Global Plans for Education Clash with Local Aspirations
Year 12, No.19, October 2022
In mid-2019, the Organization for Economic and Co-operative Development (OECD) unveiled its “learning compass.” Described as a “framework that aims to help students navigate towards future well-being,” the Learning Compass outlined the OECD’s goals for global education over the next decade. The compass was unveiled amid colonial tropes of discovery and conquest but couched in perfunctory references to adapting global priorities to the “local context.” It was also introduced on the eve of the COVID pandemic, offering an enticing promise of a charted path to well-being. Indeed, the OECD is now finalizing a “teaching compass,” extending the reach of its program from curriculum (or what is taught) to pedagogy (or how teaching happens).
However, this vision for education is haunted by many questions. What values are erased when education is rationalized by the demands of global knowledge economies? Whose interests are served by the de-professionalization of the teaching profession, and how are teachers fighting for alternative futures for public education? What knowledges and pedagogical practices can speak back to imperialist cultural assumptions and expectations?

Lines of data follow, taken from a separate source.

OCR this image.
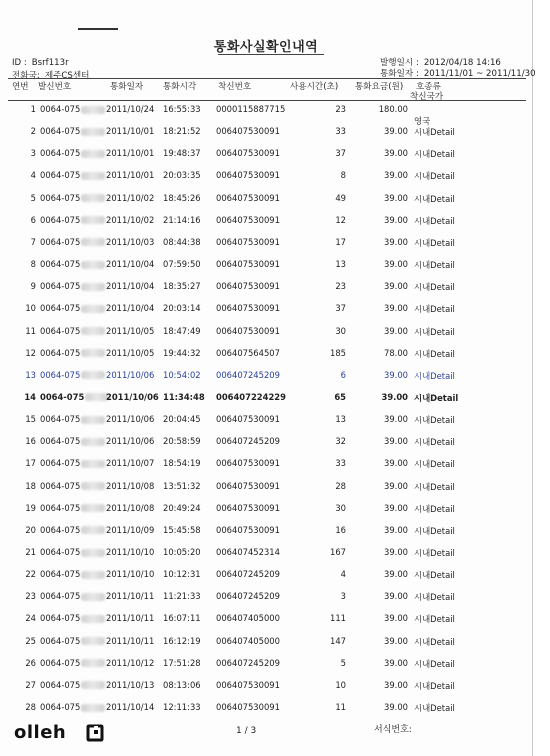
통화사실확인내역
ID : Bsrf113r
전화국: 제주CS센터
발행일시 : 2012/04/18 14:16
통화일자 : 2011/11/01 ~ 2011/11/30
연번 발신번호	통화일자 통화시각	착신번호	사용시간(초) 통화요금(원) 호종류
착신국가
1 0064-075	2011/10/24 16:55:33 0000115887715	23	180.00
영국
2 0064-075	2011/10/01 18:21:52 006407530091	33	39.00 시내Detail
3 0064-075	2011/10/01 19:48:37 006407530091	37	39.00 시내Detail
4 0064-075	2011/10/01 20:03:35 006407530091	8	39.00 시내Detail
5 0064-075	2011/10/02 18:45:26 006407530091	49	39.00 시내Detail
6 0064-075	2011/10/02 21:14:16 006407530091	12	39.00 시내Detail
7 0064-075	2011/10/03 08:44:38 006407530091	17	39.00 시내Detail
8 0064-075	2011/10/04 07:59:50 006407530091	13	39.00 시내Detail
9 0064-075	2011/10/04 18:35:27 006407530091	23	39.00 시내Detail
10 0064-075	2011/10/04 20:03:14 006407530091	37	39.00 시내Detail
11 0064-075	2011/10/05 18:47:49 006407530091	30	39.00 시내Detail
12 0064-075	2011/10/05 19:44:32 006407564507	185	78.00 시내Detail
13 0064-075	2011/10/06 10:54:02 006407245209	6	39.00 시내Detail
14 0064-075	2011/10/06 11:34:48 006407224229	65	39.00 시내Detail
15 0064-075	2011/10/06 20:04:45 006407530091	13	39.00 시내Detail
16 0064-075	2011/10/06 20:58:59 006407245209	32	39.00 시내Detail
17 0064-075	2011/10/07 18:54:19 006407530091	33	39.00 시내Detail
18 0064-075	2011/10/08 13:51:32 006407530091	28	39.00 시내Detail
19 0064-075	2011/10/08 20:49:24 006407530091	30	39.00 시내Detail
20 0064-075	2011/10/09 15:45:58 006407530091	16	39.00 시내Detail
21 0064-075	2011/10/10 10:05:20 006407452314	167	39.00 시내Detail
22 0064-075	2011/10/10 10:12:31 006407245209	4	39.00 시내Detail
23 0064-075	2011/10/11 11:21:33 006407245209	3	39.00 시내Detail
24 0064-075	2011/10/11 16:07:11 006407405000	111	39.00 시내Detail
25 0064-075	2011/10/11 16:12:19 006407405000	147	39.00 시내Detail
26 0064-075	2011/10/12 17:51:28 006407245209	5	39.00 시내Detail
27 0064-075	2011/10/13 08:13:06 006407530091	10	39.00 시내Detail
28 0064-075	2011/10/14 12:11:33 006407530091	11	39.00 시내Detail
olleh	1 / 3	서식번호:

This issue of Intercambio seeks to de-center the global future of education, as articulated by international organizations such as the OECD, by exploring these questions. The issue is organized into two complementary lines of analysis: 1) the interface between a global vision for the future of public education and the realities being lived by teachers and students; and 2) alternative imaginaries for public education that are rooted in local knowledges and ways of being.